So I woke up this morning feeling very invigorated by the past couple of weeks and by the anticipation for the weeks to come. Lately, I’ve been waking up at 9:00 am to go on a nice run around the neighborhood, coming home to eat some cereal, tanning in the backyard, and enjoying some leisurely reading (The Art of Racing in the Rain by Garth Stein is what I’m reading now and it is a very good read). This morning and went for my run and decided to brew some fresh coffee at home and then curl up with my book to restfully enjoy this sunny morning. Much to my dismay, I had forgotten how to brew a good cup of coffee. How many scoops do I put in? How much water should I use? What buttons do I need to press? Plus, we had gotten a new coffee maker and so this added to my confusion. The coffee that did come out was so watery that I gave up on the batch and decided to go with some tea instead.
So now I’ve been sitting here with some Irish Breakfast tea, way stronger than the coffee I had made, and I have been thinking about this month and the next months in general.

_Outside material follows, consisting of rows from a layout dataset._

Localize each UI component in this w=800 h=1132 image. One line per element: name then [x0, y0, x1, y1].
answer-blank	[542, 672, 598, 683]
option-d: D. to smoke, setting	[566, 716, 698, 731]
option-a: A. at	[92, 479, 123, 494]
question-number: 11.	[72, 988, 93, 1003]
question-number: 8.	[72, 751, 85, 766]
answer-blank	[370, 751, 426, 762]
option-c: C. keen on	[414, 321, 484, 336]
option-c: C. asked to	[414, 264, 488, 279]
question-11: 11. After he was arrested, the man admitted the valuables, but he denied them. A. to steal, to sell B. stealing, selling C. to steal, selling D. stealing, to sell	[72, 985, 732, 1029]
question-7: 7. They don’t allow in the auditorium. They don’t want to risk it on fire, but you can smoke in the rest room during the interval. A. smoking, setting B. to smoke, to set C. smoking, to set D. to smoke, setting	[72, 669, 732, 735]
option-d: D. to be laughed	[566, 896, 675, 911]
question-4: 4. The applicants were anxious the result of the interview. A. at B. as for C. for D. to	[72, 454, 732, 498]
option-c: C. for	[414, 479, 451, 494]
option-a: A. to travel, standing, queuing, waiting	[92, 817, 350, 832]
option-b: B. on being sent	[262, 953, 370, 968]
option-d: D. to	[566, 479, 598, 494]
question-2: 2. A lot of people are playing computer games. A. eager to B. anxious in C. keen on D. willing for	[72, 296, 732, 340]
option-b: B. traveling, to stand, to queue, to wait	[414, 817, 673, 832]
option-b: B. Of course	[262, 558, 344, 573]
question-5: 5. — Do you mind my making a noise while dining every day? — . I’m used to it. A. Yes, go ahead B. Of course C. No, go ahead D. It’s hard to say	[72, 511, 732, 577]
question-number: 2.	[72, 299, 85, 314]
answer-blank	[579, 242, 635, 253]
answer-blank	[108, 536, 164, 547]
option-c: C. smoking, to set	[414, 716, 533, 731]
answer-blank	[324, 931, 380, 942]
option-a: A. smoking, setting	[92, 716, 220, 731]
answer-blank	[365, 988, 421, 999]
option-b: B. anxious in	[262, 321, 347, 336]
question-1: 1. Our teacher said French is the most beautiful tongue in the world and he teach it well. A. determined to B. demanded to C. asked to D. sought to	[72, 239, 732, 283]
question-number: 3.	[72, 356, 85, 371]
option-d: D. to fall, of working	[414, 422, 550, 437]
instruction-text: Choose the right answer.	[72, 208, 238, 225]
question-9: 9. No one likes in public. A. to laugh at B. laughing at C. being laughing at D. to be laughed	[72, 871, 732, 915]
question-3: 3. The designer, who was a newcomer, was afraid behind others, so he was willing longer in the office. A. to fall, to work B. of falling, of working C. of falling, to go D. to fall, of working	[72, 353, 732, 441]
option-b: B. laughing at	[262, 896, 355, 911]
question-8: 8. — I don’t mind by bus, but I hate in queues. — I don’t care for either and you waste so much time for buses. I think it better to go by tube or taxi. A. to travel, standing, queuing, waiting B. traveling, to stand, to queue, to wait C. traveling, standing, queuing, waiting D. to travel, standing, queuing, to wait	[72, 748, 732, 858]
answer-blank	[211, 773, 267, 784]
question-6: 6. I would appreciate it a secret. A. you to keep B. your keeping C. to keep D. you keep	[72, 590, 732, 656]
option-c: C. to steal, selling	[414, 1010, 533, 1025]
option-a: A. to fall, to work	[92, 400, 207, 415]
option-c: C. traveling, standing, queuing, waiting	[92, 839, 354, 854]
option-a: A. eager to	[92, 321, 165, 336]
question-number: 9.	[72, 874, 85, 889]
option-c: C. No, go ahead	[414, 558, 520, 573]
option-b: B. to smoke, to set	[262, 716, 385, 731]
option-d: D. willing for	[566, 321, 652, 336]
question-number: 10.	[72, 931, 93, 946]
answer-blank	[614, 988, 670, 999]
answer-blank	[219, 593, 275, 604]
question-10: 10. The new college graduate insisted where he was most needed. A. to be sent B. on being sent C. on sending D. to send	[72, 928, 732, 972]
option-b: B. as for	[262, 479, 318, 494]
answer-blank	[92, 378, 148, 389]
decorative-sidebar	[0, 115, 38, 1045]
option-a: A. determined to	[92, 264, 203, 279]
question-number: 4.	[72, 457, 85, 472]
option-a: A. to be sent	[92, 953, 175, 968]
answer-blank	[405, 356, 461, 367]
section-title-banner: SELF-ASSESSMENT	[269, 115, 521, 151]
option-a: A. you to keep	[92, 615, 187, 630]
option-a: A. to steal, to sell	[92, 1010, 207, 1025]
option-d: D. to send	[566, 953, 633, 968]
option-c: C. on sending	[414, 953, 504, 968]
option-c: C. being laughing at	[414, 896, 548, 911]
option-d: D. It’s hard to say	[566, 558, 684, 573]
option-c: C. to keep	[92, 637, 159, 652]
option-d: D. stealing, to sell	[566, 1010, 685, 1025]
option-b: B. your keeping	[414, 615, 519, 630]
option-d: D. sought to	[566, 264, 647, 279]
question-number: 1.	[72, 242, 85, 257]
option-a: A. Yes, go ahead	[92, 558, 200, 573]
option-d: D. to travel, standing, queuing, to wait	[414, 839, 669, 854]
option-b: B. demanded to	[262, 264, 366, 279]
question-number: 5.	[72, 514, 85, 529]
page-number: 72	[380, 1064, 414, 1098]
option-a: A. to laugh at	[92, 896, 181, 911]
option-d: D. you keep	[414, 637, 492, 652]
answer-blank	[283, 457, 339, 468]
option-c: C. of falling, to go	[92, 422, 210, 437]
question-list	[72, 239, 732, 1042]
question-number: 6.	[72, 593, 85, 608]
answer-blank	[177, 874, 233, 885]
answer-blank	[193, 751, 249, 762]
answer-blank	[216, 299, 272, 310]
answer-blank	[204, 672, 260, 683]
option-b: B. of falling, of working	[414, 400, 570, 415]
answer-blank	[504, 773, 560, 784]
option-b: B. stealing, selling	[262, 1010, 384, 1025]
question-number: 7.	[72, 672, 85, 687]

This past month I finished the hardest academic year of my life so far and my sister graduated from college. SHE GRADUATED!!! It hit me at the actual graduation ceremony and now as I sit here alone drinking my tea with no older sister to bug and no one to boss me around. I kinda miss it. But what’s even scarier is the time in which it happened. It only seemed like the other day when she was driving me to high school in our old, scratched up Volvo with the horrible breaks. We would listen to music in the car and have a dance party even before school started. I miss those days and four years later she is already done with college. To think I am already half way there. Where did the past two years go? Really? In two more years I will be done with college and I will be job hunting just like her.
And now in 14 days I will be in China and helping out there with Compassion for Migrant Children (CMC). What kinds of experiences will I have there and who will I meet? Now that school is behind me I’ve been thinking more and more about this trip and the trip to the Philippines. I’ve been thinking about the flights, the food, the people, the food, the children, the food, my team, the food, the sights, the food, the new experiences, oh… did I mention food? But really, I’ve been thinking about all the things I will be doing or that I will possibly be doing and then that leads me to what should I do to prepare? What should I pack? What should I read to prepare myself? Am I going to grasp some more Mandarin before I head out? What I’m doing right now is worrying and I shouldn’t. I realized that throughout this past year I’ve been preparing with my SPRINT team, Team Awesome Philippines and on my own individual time. And the funny thing is that I still won’t be fully prepared for what China and the Philippines will have in store for me or more importantly what God has in store for me. But that’s okay and I am fine with that. I am more excited for the uncertain and unpredictable moments on these trips than the planned or expected portions of these trips. All of this to say that I’m ready to go and super excited about it. I thank all of my friends for their prayers and support. Hopefully I can keep blogging while I’m in China and I will let all of out there know in some form or another how things are going.
Now I will curl up with my book and think about my sister, China, the Philippines, and failed attempts at coffee.